You'd be surprised how many companies still use pagers for oncall alerts. After all, they're cheap, the batteries last a long time, the coverage can often be better than a cell phone, and most importantly you won't accidentally silence your pager when you silence your cell.
The biggest reason to use pagers over SMS: pagers have a guarantee for arrival by the service provider - if the device is on at the other end it will get through. SMSes have no such guarantees.
On 9/11 I was working for Citigroup in the UK. One of the other services that was working was Blackberry emails.
I remember my team getting an email from a NY employee (who was based at 7WTC) to our group email address asking us to call his wife and tell him he was safe.
on another note, here's a random message from the files:
|whats up listen tomorrow let me go alone to overnite ok its not cause i dont want you to go is that i need to think about somethings that i need to clear my mind dont get mad or trip i need to do this fo
Is it me or this is wrong? It cheapens whatever mission Wikileaks had. I do not want my private messages broadcast all over the world, especially when I'm a private citizen.

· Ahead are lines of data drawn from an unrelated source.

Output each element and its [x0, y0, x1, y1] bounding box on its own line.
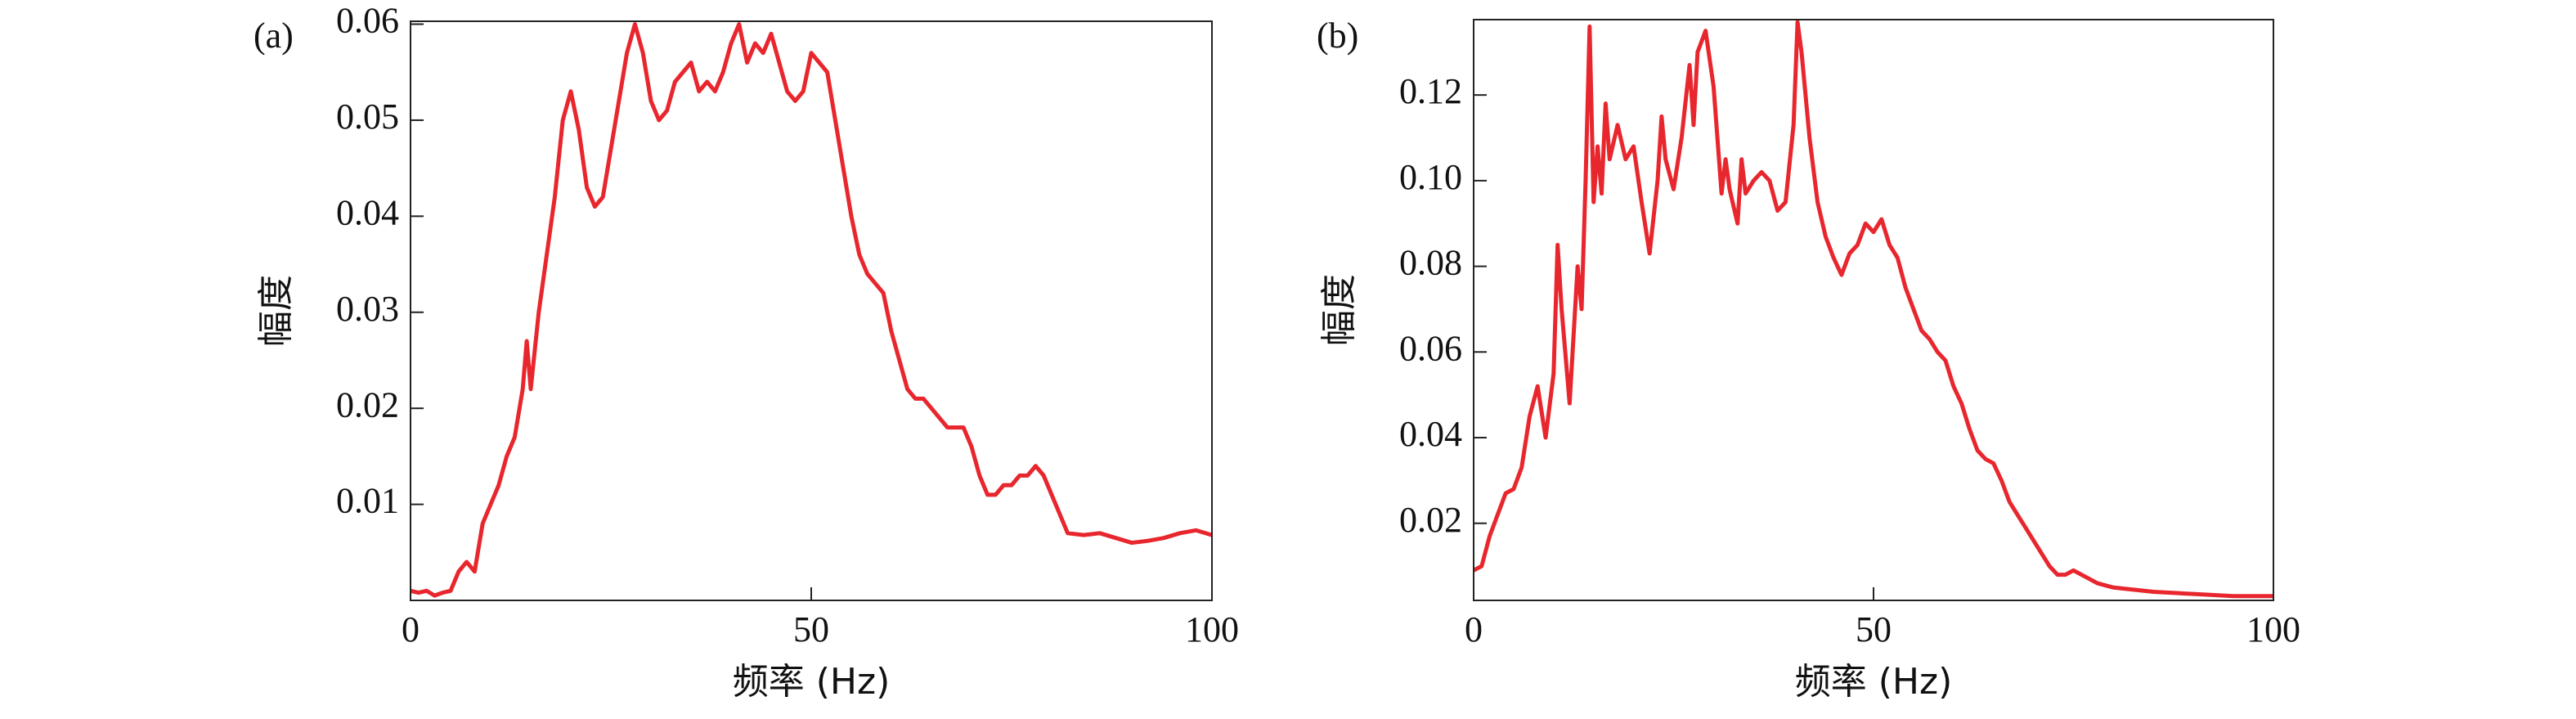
x-tick-label: 100	[2246, 609, 2300, 649]
y-tick-label: 0.04	[336, 192, 399, 232]
panel-label: (b)	[1317, 16, 1358, 56]
y-axis-label: 幅度	[1318, 274, 1360, 346]
y-tick-label: 0.10	[1399, 157, 1462, 197]
y-tick-label: 0.02	[1399, 500, 1462, 540]
data-line	[1472, 20, 2273, 599]
y-tick-label: 0.05	[336, 97, 399, 137]
panel-label: (a)	[254, 16, 294, 56]
x-tick-label: 50	[793, 609, 829, 649]
x-axis-label: 频率 (Hz)	[733, 661, 891, 703]
x-tick-label: 100	[1185, 609, 1239, 649]
plot-frame	[410, 20, 1213, 601]
data-line	[410, 22, 1213, 598]
y-tick-label: 0.12	[1399, 71, 1462, 111]
y-tick-label: 0.08	[1399, 243, 1462, 283]
y-tick-label: 0.01	[336, 481, 399, 521]
x-tick-label: 50	[1856, 609, 1892, 649]
y-tick-label: 0.06	[336, 1, 399, 41]
y-tick-label: 0.06	[1399, 328, 1462, 368]
x-tick-label: 0	[402, 609, 420, 649]
plot-frame	[1473, 19, 2274, 601]
x-axis-label: 频率 (Hz)	[1795, 661, 1953, 703]
y-tick-label: 0.04	[1399, 414, 1462, 454]
x-tick-label: 0	[1465, 609, 1483, 649]
y-tick-label: 0.03	[336, 289, 399, 329]
y-tick-label: 0.02	[336, 384, 399, 425]
y-axis-label: 幅度	[255, 275, 297, 347]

Only, because I send something over an unsecure channel, does not give anybody the right to repost it publicly for the whole wide world to see. Even, if (as a coincidence) something as awful happens, as 9/11.
Sorry, but I have to agree with the parent post. Your argument could also be:
> Then maybe it's not a good idea to send them unencrypted over the air.
Even, if the channel is insecure, people used it, believing, that the private messages they sent, were/are/will be private.
I am living in Germany and I really would hate to see, if every postcard ever sent would be there for the whole wide world to see.
Yes: Unencrypted, unsecure, open, readable as a channel, but non the less protected by privacy-law.
People that want their messages private should be minimally aware of the technology they're using to transmit said messages.
Nobody has a reasonable expectation of privacy when sending a postcard, and that's a decent analogy to email and other communications mediums - even HTTP for that matter. Unfortunately, because technology (or, I suppose, the protocols that power it) tends to mask that, most people just make incorrect assumptions.
No, people should not have to make these assumptions or do research into this. That's why it's important for us to design secure tools. Users assume stuff is secure, so it's our duty to ensure their assumptions are true. Let's not give people a false sense of security.
Nobody has a reasonable expectation of privacy when sending a postcard
Expectation of privacy isn't boolean. There's a big difference from a few postal offices reading it and it being published online (which, at least here, would be illegal).
I agree with this entirely. Two guys standing in line at a concession at a crowded football stadium talking might have no strict expectation of privacy, but they might have an expectation of privacy from a particular audience (hypothetically, let's say their wives). When you record their conversion, you are not violating their expectations of privacy, because many people could have heard that conversion. However, were you to broadcast the recording, at that point you have violated the assumptions they thought the privacy was affording them. Some of the hackers here would argue that they shouldn't speak in plain English, but should always speak to other humans in an encrypted spoken language and because they didn't do that they deserve no privacy for speaking in English.
When I talk to my wife or mother or boss over the phone, I just pick it up and talk. There is a reasonable expectation of privacy, and even if I was as smart as you to know how to encrypt things, 99% of people wouldn't know how to. So my point still stands.
Lives can be ruined by exposing private messages, website visited etc., so Wikileaks dropped a lot of notches in my opinion.
Text messages would commonly be referring to SMS for mobile phones.